Giter Club home page Giter Club logo

csv-converter's Introduction

JSON to CSV converter

This library provides a configurable JSON โ†’ CSV converter. The main features are:

  1. Ability to define which fields should be converted from JSON.
  2. Ability to define the names of converted fields in CSV (columns headers).
  3. Mark field as required if needed - then the whole row won't be added if this field isn't present.
  4. You can choose output, It can be either CSV file or OutputStream.

How to use

JsonToCsvConverter.convert receives the source JSON filename and CsvDefinition. There are two implementations for CsvDefinition:

  • FileCsvDefinition for CSV file as an output
  • OutputStreamCsvDefinition for OutputStream as an output

A list of CsvField defines how the JSON file should be converted. CsvField represents a CSV column and contains:

  • name - the column name in the output CSV,
  • source JSON path - the path to the related JSON property that should be converted to this field (see supported JSON paths below)
  • flag required - if set to true and the value doesn't exist (is not present), then the whole row will be skipped.
  • customMapper - Java BiFunction<Field, String, List<String>> parameter, You can easily define custom mapping via lambda. If not set, field is mapped 1 to 1.

Supported JSON paths

These types of JSON paths are currently supported:

Simple paths

  • plain fields - "name", "version"
  • nested object fields - "options.advanced", "some.nested.property"

Paths containing arrays

These paths contain arrays marked with the array identifier [*] - "array paths".

  • arrays of plain values - "phones[*]"
    • used for arrays of strings, numbers etc.
  • object fields inside of arrays - "organizations[*].name", "organizations[*].id"
  • nested arrays, object fields inside of nested arrays - "users[*].phones[*]", "organizations[*].users[*].name"
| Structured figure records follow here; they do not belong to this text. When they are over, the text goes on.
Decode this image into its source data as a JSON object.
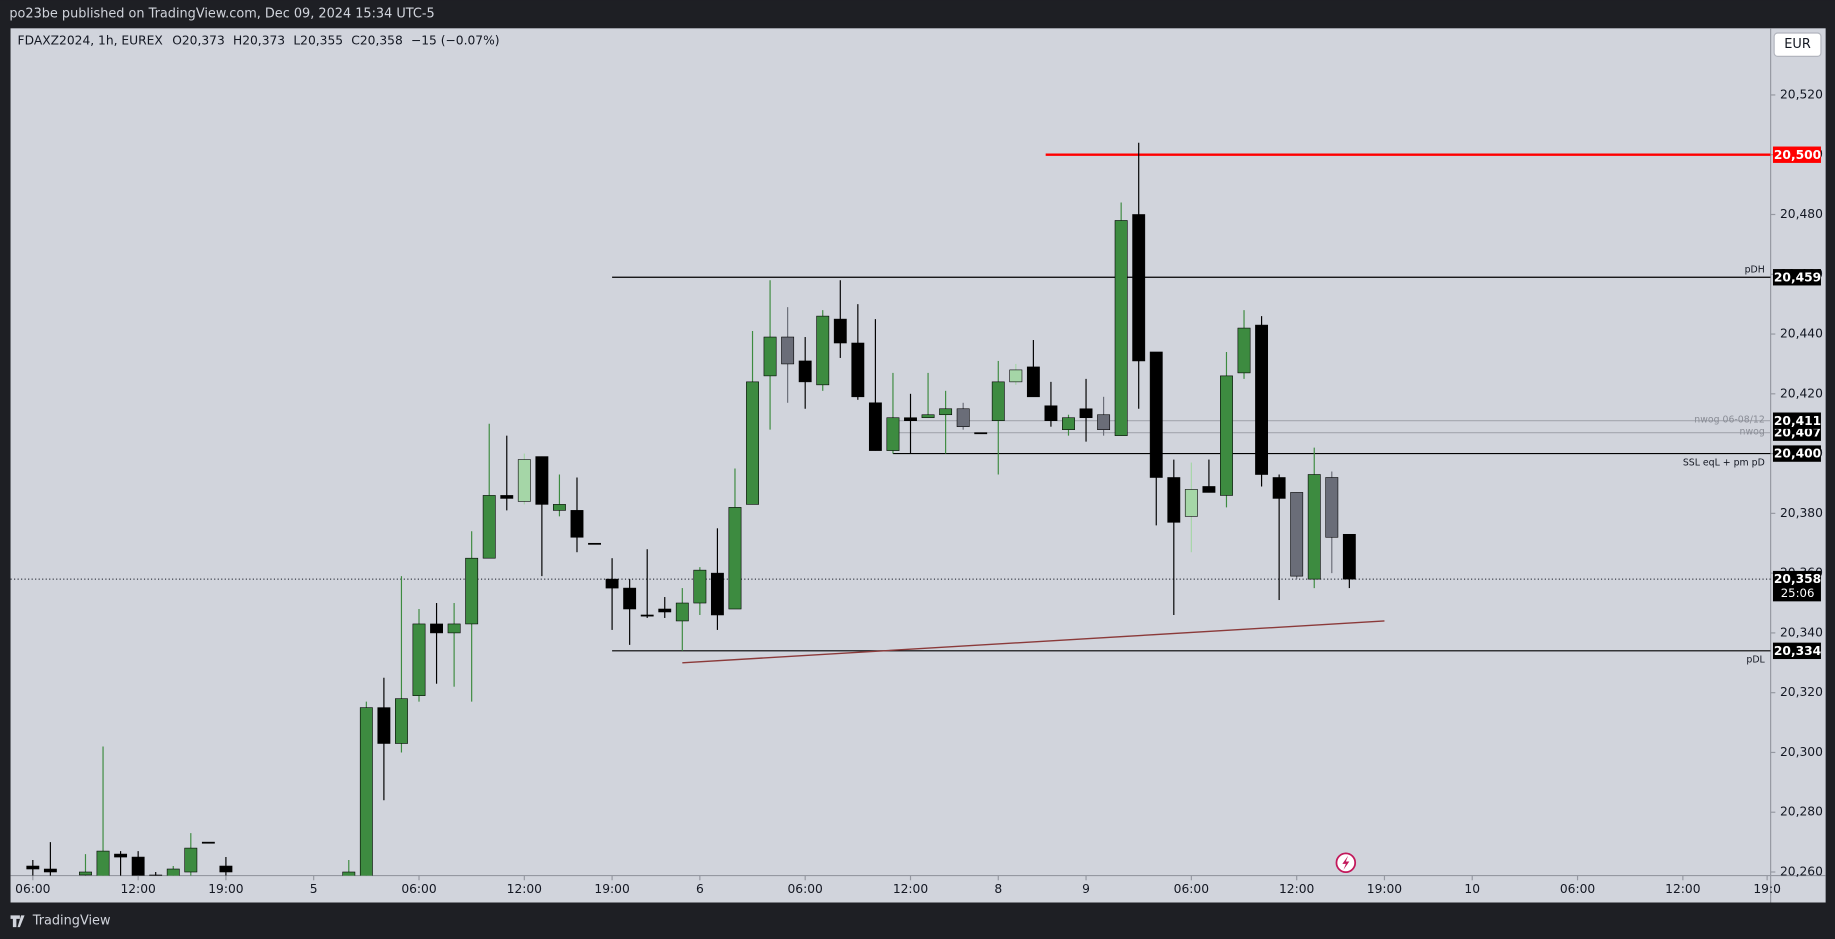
{
  "header": "po23be published on TradingView.com, Dec 09, 2024 15:34 UTC-5",
  "footer": "TradingView",
  "currency": "EUR",
  "legend": {
    "symbol": "FDAXZ2024, 1h, EUREX",
    "items": [
      {
        "key": "O",
        "value": "20,373"
      },
      {
        "key": "H",
        "value": "20,373"
      },
      {
        "key": "L",
        "value": "20,355"
      },
      {
        "key": "C",
        "value": "20,358"
      }
    ],
    "change": "−15 (−0.07%)"
  },
  "chart_data": {
    "type": "candlestick",
    "x": [
      0,
      1,
      3,
      4,
      5,
      6,
      7,
      8,
      9,
      10,
      11,
      18,
      19,
      20,
      21,
      22,
      23,
      24,
      25,
      26,
      27,
      28,
      29,
      30,
      31,
      32,
      33,
      34,
      35,
      36,
      37,
      38,
      39,
      40,
      41,
      42,
      43,
      44,
      45,
      46,
      47,
      48,
      49,
      50,
      51,
      52,
      53,
      54,
      55,
      56,
      57,
      58,
      59,
      60,
      61,
      62,
      63,
      64,
      65,
      66,
      67,
      68,
      69,
      70,
      71,
      72,
      73,
      74,
      75
    ],
    "open": [
      20262,
      20261,
      20259,
      20255,
      20266,
      20265,
      20259,
      20255,
      20260,
      20270,
      20262,
      20258,
      20255,
      20315,
      20303,
      20319,
      20343,
      20340,
      20343,
      20365,
      20386,
      20384,
      20399,
      20381,
      20381,
      20370,
      20358,
      20355,
      20346,
      20348,
      20344,
      20350,
      20360,
      20348,
      20383,
      20426,
      20439,
      20431,
      20423,
      20445,
      20437,
      20417,
      20401,
      20412,
      20412,
      20413,
      20415,
      20407,
      20411,
      20424,
      20429,
      20416,
      20408,
      20415,
      20413,
      20406,
      20480,
      20434,
      20392,
      20379,
      20389,
      20386,
      20427,
      20443,
      20392,
      20387,
      20358,
      20392,
      20373
    ],
    "high": [
      20264,
      20270,
      20266,
      20302,
      20267,
      20267,
      20260,
      20262,
      20273,
      20270,
      20265,
      20264,
      20317,
      20325,
      20359,
      20348,
      20350,
      20350,
      20374,
      20410,
      20406,
      20400,
      20399,
      20393,
      20392,
      20370,
      20365,
      20358,
      20368,
      20352,
      20355,
      20362,
      20375,
      20395,
      20441,
      20458,
      20449,
      20439,
      20448,
      20458,
      20450,
      20445,
      20427,
      20420,
      20427,
      20421,
      20417,
      20407,
      20431,
      20430,
      20438,
      20424,
      20413,
      20425,
      20419,
      20484,
      20504,
      20434,
      20398,
      20397,
      20398,
      20434,
      20448,
      20446,
      20393,
      20387,
      20402,
      20394,
      20373
    ],
    "low": [
      20257,
      20256,
      20256,
      20252,
      20258,
      20250,
      20254,
      20252,
      20258,
      20270,
      20255,
      20255,
      20250,
      20284,
      20300,
      20317,
      20323,
      20322,
      20317,
      20365,
      20381,
      20383,
      20359,
      20379,
      20367,
      20370,
      20341,
      20336,
      20345,
      20345,
      20334,
      20346,
      20341,
      20348,
      20383,
      20408,
      20417,
      20415,
      20421,
      20432,
      20418,
      20401,
      20400,
      20400,
      20412,
      20400,
      20408,
      20407,
      20393,
      20423,
      20419,
      20409,
      20406,
      20404,
      20406,
      20406,
      20415,
      20376,
      20346,
      20367,
      20387,
      20382,
      20425,
      20389,
      20351,
      20358,
      20355,
      20360,
      20355
    ],
    "close": [
      20261,
      20260,
      20260,
      20267,
      20265,
      20255,
      20258,
      20261,
      20268,
      20270,
      20260,
      20260,
      20315,
      20303,
      20318,
      20343,
      20340,
      20343,
      20365,
      20386,
      20385,
      20398,
      20383,
      20383,
      20372,
      20370,
      20355,
      20348,
      20346,
      20347,
      20350,
      20361,
      20346,
      20382,
      20424,
      20439,
      20430,
      20424,
      20446,
      20437,
      20419,
      20401,
      20412,
      20411,
      20413,
      20415,
      20409,
      20407,
      20424,
      20428,
      20419,
      20411,
      20412,
      20412,
      20408,
      20478,
      20431,
      20392,
      20377,
      20388,
      20387,
      20426,
      20442,
      20393,
      20385,
      20359,
      20393,
      20372,
      20358
    ],
    "colors": [
      "#000000",
      "#000000",
      "#3d8b40",
      "#3d8b40",
      "#000000",
      "#000000",
      "#000000",
      "#3d8b40",
      "#3d8b40",
      "#000000",
      "#000000",
      "#3d8b40",
      "#3d8b40",
      "#000000",
      "#3d8b40",
      "#3d8b40",
      "#000000",
      "#3d8b40",
      "#3d8b40",
      "#3d8b40",
      "#000000",
      "#a5d6a7",
      "#000000",
      "#3d8b40",
      "#000000",
      "#000000",
      "#000000",
      "#000000",
      "#000000",
      "#000000",
      "#3d8b40",
      "#3d8b40",
      "#000000",
      "#3d8b40",
      "#3d8b40",
      "#3d8b40",
      "#6a6d78",
      "#000000",
      "#3d8b40",
      "#000000",
      "#000000",
      "#000000",
      "#3d8b40",
      "#000000",
      "#3d8b40",
      "#3d8b40",
      "#6a6d78",
      "#000000",
      "#3d8b40",
      "#a5d6a7",
      "#000000",
      "#000000",
      "#3d8b40",
      "#000000",
      "#6a6d78",
      "#3d8b40",
      "#000000",
      "#000000",
      "#000000",
      "#a5d6a7",
      "#000000",
      "#3d8b40",
      "#3d8b40",
      "#000000",
      "#000000",
      "#6a6d78",
      "#3d8b40",
      "#6a6d78",
      "#000000"
    ],
    "xlim": [
      -1.27,
      99
    ],
    "ylim": [
      20258.8,
      20542.3
    ],
    "yticks": [
      {
        "value": 20260,
        "label": "20,260"
      },
      {
        "value": 20280,
        "label": "20,280"
      },
      {
        "value": 20300,
        "label": "20,300"
      },
      {
        "value": 20320,
        "label": "20,320"
      },
      {
        "value": 20340,
        "label": "20,340"
      },
      {
        "value": 20360,
        "label": "20,360"
      },
      {
        "value": 20380,
        "label": "20,380"
      },
      {
        "value": 20400,
        "label": "20,400"
      },
      {
        "value": 20420,
        "label": "20,420"
      },
      {
        "value": 20440,
        "label": "20,440"
      },
      {
        "value": 20460,
        "label": "20,460"
      },
      {
        "value": 20480,
        "label": "20,480"
      },
      {
        "value": 20500,
        "label": "20,500"
      },
      {
        "value": 20520,
        "label": "20,520"
      }
    ],
    "xticks": [
      {
        "value": 0,
        "label": "06:00"
      },
      {
        "value": 6,
        "label": "12:00"
      },
      {
        "value": 11,
        "label": "19:00"
      },
      {
        "value": 16,
        "label": "5"
      },
      {
        "value": 22,
        "label": "06:00"
      },
      {
        "value": 28,
        "label": "12:00"
      },
      {
        "value": 33,
        "label": "19:00"
      },
      {
        "value": 38,
        "label": "6"
      },
      {
        "value": 44,
        "label": "06:00"
      },
      {
        "value": 50,
        "label": "12:00"
      },
      {
        "value": 55,
        "label": "8"
      },
      {
        "value": 60,
        "label": "9"
      },
      {
        "value": 66,
        "label": "06:00"
      },
      {
        "value": 72,
        "label": "12:00"
      },
      {
        "value": 77,
        "label": "19:00"
      },
      {
        "value": 82,
        "label": "10"
      },
      {
        "value": 88,
        "label": "06:00"
      },
      {
        "value": 94,
        "label": "12:00"
      },
      {
        "value": 98.8,
        "label": "19:0"
      }
    ],
    "levels": [
      {
        "value": 20500,
        "label": "20,500",
        "x_start": 57.7,
        "color": "#ff0000",
        "width": 2,
        "box": "#ff0000"
      },
      {
        "value": 20459,
        "label": "20,459",
        "x_start": 33,
        "color": "#000000",
        "width": 1,
        "box": "#000000",
        "tag": "pDH",
        "tag_side": "above"
      },
      {
        "value": 20407,
        "label": "20,407",
        "x_start": 49,
        "color": "#a3a6af",
        "width": 1,
        "box": "#000000",
        "tag": "nwog",
        "tag_side": "on"
      },
      {
        "value": 20411,
        "label": "20,411",
        "x_start": 49,
        "color": "#a3a6af",
        "width": 1,
        "box": "#000000",
        "tag": "nwog 06-08/12",
        "tag_side": "on"
      },
      {
        "value": 20400,
        "label": "20,400",
        "x_start": 49,
        "color": "#000000",
        "width": 1,
        "box": "#000000",
        "tag": "SSL eqL + pm pD",
        "tag_side": "below"
      },
      {
        "value": 20334,
        "label": "20,334",
        "x_start": 33,
        "color": "#000000",
        "width": 1,
        "box": "#000000",
        "tag": "pDL",
        "tag_side": "below"
      }
    ],
    "trendline": {
      "x": [
        37,
        77
      ],
      "values": [
        20330,
        20344
      ],
      "color": "#8b3a3a"
    },
    "current": {
      "value": 20358,
      "label": "20,358",
      "countdown": "25:06"
    }
  }
}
In these cases, more CSV rows will be generated. For example, the path "organizations[*].users[*].name" and JSON

{
  "organizations": [
    {"users": [{"name": "first"}, {"name": "second"}]},
    {"users": [{"name": "third"}]},
    {"users": [{"name": "fourth"}, {"name": "fifth"}, {"name": "sixth"}]}
  ]
}

will result in 6 rows (2 + 1 + 3 users). Therefore, the number of output rows is equal to the number of nested items defined by the path, "users" in this case. Plain fields defined by simple paths will have the same values for each of these rows (they are duplicated).

The number of generated rows doesn't depend on whether the array is a root object field or a field of some nested object, so:

  • "user.phones[*]" is identical to "phones[*]"
  • "organizations[*].name" is identical to "some.nested.object.organizations[*].name"
  • "organizations[*].users[*].name" is identical to "data.organizations[*].users[*].name" etc.

Combining paths

The list of CsvField can contain different combinations of both simple and array paths.

Only simple paths

Simple paths always generate only 1 row per item.

Only one "array path"

In case there's only one "array path" and the rest are simple paths (or no other paths), the number of rows is equal to the number of items for the given "array path" (the number of the nested items).

Hierarchical combination of "array paths"

In this case, a hierarchical combination of "array paths" and other simple paths (or no other paths) is used - for example ["organizations[*].name", "organizations[*].users[*].name", "organizations[*].users[*].emails[*].address"]. The number of rows is equal to the number of items in the most nested path - so in this case, it would be the last path (and it would produce one row for each of the most nested items - emails, in this example).

The values produced by other paths will be duplicated for deeper paths, for example, if the first organization object contains 3 users, each having 1 email, then organization.name will be duplicated 3 times for each of these users rows (see example below).

Non-hierarchical combination of "array paths" (NOT YET SUPPORTED)

Non-hierarchical combination of "array paths" and other simple paths (or no other paths).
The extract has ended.